Image Credits : EUGAL during construction in 2019.Photo : Gascade | Visual for illustration purpose
2 minutes read

Germany could spend billions of euros to convert pipeline for Russian gas imports to carry hydrogen: report

The CEO of SEFE, a former subsidiary of Gazprom that was nationalised and renamed by the German government in 2022, has told newswire Reuters that daughter company Gascade could spend “low single-digit billion euros” on converting gas pipelines to hydrogen. Gascade is currently developing “Flow”, a project which includes plans to convert the European Gas Pipeline Link (EUGAL) — a high-pressure 480km transmission pipeline in Germany built to carry Russian gas from the NordStream landing point on the Baltic Sea coast to the country’s south — to carry hydrogen.

Russia ceased filling NordStream in 2022, cutting off gas supply to EUGAL only a year after it had brought its full capacity on line.

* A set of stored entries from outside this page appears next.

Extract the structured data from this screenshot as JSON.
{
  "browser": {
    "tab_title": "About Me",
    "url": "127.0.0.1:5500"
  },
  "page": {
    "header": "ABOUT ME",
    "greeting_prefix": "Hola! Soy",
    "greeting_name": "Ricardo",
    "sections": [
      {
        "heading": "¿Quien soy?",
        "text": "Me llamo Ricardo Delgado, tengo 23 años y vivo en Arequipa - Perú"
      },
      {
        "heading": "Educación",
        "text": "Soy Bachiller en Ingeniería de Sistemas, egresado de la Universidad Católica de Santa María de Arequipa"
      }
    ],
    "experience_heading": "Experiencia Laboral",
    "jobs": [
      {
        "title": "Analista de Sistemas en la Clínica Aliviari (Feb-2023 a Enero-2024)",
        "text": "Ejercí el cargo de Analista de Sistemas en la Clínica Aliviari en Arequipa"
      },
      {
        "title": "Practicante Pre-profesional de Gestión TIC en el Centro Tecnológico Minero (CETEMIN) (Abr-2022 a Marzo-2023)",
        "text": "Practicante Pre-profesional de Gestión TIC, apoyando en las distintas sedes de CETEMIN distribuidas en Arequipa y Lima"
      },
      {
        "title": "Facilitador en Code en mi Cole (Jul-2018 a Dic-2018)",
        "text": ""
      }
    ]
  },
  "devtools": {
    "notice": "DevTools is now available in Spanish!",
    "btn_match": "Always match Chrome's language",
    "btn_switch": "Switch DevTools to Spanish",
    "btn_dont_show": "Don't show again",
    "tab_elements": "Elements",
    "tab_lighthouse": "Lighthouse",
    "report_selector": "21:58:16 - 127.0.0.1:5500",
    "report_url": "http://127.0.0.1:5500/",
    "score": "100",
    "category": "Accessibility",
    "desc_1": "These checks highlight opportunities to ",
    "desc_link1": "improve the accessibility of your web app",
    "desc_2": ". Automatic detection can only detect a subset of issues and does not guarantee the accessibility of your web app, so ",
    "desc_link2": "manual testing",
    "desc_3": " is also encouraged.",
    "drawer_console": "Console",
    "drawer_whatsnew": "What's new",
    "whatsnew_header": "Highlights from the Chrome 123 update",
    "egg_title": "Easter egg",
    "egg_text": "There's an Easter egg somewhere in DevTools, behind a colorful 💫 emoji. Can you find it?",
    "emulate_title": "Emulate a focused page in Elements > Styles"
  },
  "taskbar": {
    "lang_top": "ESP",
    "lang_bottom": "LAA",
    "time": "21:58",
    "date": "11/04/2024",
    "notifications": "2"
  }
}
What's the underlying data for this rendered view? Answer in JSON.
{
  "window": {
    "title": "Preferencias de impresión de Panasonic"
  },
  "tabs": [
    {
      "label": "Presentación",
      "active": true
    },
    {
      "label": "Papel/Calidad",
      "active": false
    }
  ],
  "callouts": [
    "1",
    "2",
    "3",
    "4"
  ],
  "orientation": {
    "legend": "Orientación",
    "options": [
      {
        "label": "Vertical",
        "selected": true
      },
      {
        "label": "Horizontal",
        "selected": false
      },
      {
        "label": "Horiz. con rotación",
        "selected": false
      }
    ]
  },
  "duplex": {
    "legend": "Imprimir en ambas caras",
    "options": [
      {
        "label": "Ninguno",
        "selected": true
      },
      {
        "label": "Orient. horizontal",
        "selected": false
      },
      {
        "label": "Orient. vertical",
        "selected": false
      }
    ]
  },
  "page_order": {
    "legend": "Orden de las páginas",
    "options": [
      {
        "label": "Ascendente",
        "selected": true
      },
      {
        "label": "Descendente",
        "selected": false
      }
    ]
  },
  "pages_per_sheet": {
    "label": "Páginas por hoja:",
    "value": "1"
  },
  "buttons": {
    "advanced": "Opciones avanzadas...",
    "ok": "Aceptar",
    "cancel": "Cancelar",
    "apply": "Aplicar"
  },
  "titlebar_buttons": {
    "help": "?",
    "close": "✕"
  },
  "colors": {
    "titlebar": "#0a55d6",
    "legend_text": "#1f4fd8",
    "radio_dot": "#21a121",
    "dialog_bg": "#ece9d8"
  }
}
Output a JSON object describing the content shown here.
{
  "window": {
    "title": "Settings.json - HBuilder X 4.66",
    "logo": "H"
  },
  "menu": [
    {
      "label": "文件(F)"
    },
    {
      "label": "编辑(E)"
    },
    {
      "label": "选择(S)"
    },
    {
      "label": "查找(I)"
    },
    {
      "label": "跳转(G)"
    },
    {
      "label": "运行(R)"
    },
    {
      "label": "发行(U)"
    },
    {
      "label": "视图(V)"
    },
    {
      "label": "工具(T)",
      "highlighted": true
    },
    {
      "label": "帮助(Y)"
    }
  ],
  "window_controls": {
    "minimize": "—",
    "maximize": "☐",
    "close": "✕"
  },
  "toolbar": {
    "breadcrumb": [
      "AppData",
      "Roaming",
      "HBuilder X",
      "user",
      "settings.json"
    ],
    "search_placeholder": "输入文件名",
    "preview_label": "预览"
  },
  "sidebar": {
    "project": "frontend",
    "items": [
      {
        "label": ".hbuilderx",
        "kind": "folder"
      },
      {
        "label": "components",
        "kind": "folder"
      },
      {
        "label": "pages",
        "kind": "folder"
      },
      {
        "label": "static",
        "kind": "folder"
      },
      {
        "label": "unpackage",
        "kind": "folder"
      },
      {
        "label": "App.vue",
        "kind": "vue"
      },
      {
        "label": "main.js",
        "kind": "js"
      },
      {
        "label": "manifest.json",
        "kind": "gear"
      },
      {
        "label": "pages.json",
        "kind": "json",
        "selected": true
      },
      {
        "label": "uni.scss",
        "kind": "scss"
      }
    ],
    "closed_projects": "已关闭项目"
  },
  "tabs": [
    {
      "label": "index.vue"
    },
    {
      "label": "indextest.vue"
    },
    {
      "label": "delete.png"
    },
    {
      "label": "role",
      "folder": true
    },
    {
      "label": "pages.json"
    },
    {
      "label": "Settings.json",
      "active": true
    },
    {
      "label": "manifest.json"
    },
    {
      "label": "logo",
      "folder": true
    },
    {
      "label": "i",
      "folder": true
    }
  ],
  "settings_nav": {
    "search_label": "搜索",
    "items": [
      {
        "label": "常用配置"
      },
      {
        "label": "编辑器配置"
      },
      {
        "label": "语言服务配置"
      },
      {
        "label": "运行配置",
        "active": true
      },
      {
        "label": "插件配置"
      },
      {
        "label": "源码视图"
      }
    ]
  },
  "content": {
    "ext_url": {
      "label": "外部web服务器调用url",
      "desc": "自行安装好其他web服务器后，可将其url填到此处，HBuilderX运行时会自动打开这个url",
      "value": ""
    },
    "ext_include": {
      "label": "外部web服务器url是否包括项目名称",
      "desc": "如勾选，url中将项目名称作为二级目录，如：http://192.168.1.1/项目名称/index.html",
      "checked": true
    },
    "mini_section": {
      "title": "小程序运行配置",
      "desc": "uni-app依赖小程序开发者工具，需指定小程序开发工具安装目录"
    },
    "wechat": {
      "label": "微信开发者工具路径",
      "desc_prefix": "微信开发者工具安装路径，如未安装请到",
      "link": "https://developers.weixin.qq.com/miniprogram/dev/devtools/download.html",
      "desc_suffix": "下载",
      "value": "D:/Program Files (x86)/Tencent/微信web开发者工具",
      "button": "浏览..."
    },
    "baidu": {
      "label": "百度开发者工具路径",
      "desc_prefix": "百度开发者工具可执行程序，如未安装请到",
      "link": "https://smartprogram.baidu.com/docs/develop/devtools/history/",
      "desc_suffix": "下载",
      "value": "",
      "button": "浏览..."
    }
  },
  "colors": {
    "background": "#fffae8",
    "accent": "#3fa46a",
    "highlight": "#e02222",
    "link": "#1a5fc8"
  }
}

Gascade has since announced plans to convert EUGAL to carry H2 in 2025, signing an agreement with developer HH2E to link up its 50MW green hydrogen project in Lubmin to the pipeline at the end of that year.

Flow was included in the European Commission’s sixth list of Projects of Common Interest — for cross-border energy infrastructure that could be in line for accelerated permitting and access to funding from the EU’s Connecting Europe Facility.

Gascade had also this month received EU approval for state aid for Aquaductus, a 200km pipeline to transport hydrogen produced at an offshore wind farm in the German North Sea to shore by 2030.

Aquaductus was notified as an Important Project of Common European Interest (IPCEI), effectively a green light for state aid. The German government confirmed last week that it would cover 100% of the subsidies for this offshore pipeline, in contrast to 70% for other IPCEI hydrogen pipelines, which would receive the remaining 30% of state aid from regional governments.

SEFE CEO Egbert Laege also told Reuters that the company could spend around €500m on converting an unspecified proportion of its 5.6 billion cubic metres of gas storage capacity to store H2.

“The exact investment calculation is not yet available, but we are talking about sums in the mid three-digit million-euro range for converting some of our gas storage sites to hydrogen,” he said.

Laege suggested that an investment decision on storage would be made this year, while the decision to invest in Flow is more likely to be made between 2025 and 2028.

German utility EWE earlier this month joined the Flow project, with an eye to linking its salt cavern storage located at Rüdersdorf near Berlin to the network. The company has already started to operate a small test cavern storing hydrogen in 2023 at the site, with a separate IPCEI for converting a natural gas storage cavern at its Huntorf site in northwestern Germany.

Separately, Dutch gas pipeline operator Gasunie’s German subsidiary and salt cavern storage operator Storag Etzel has launched a feasibility study for the development of 1TWh of hydrogen storage capacity at a salt dome in Wilhelmshaven, northwest Germany

The two companies noted that the storage would be located near the hydrogen hub at the port of Wilhelmshaven and Gasunie’s Hyperlink pipeline, which was also awarded IPCEI status last week.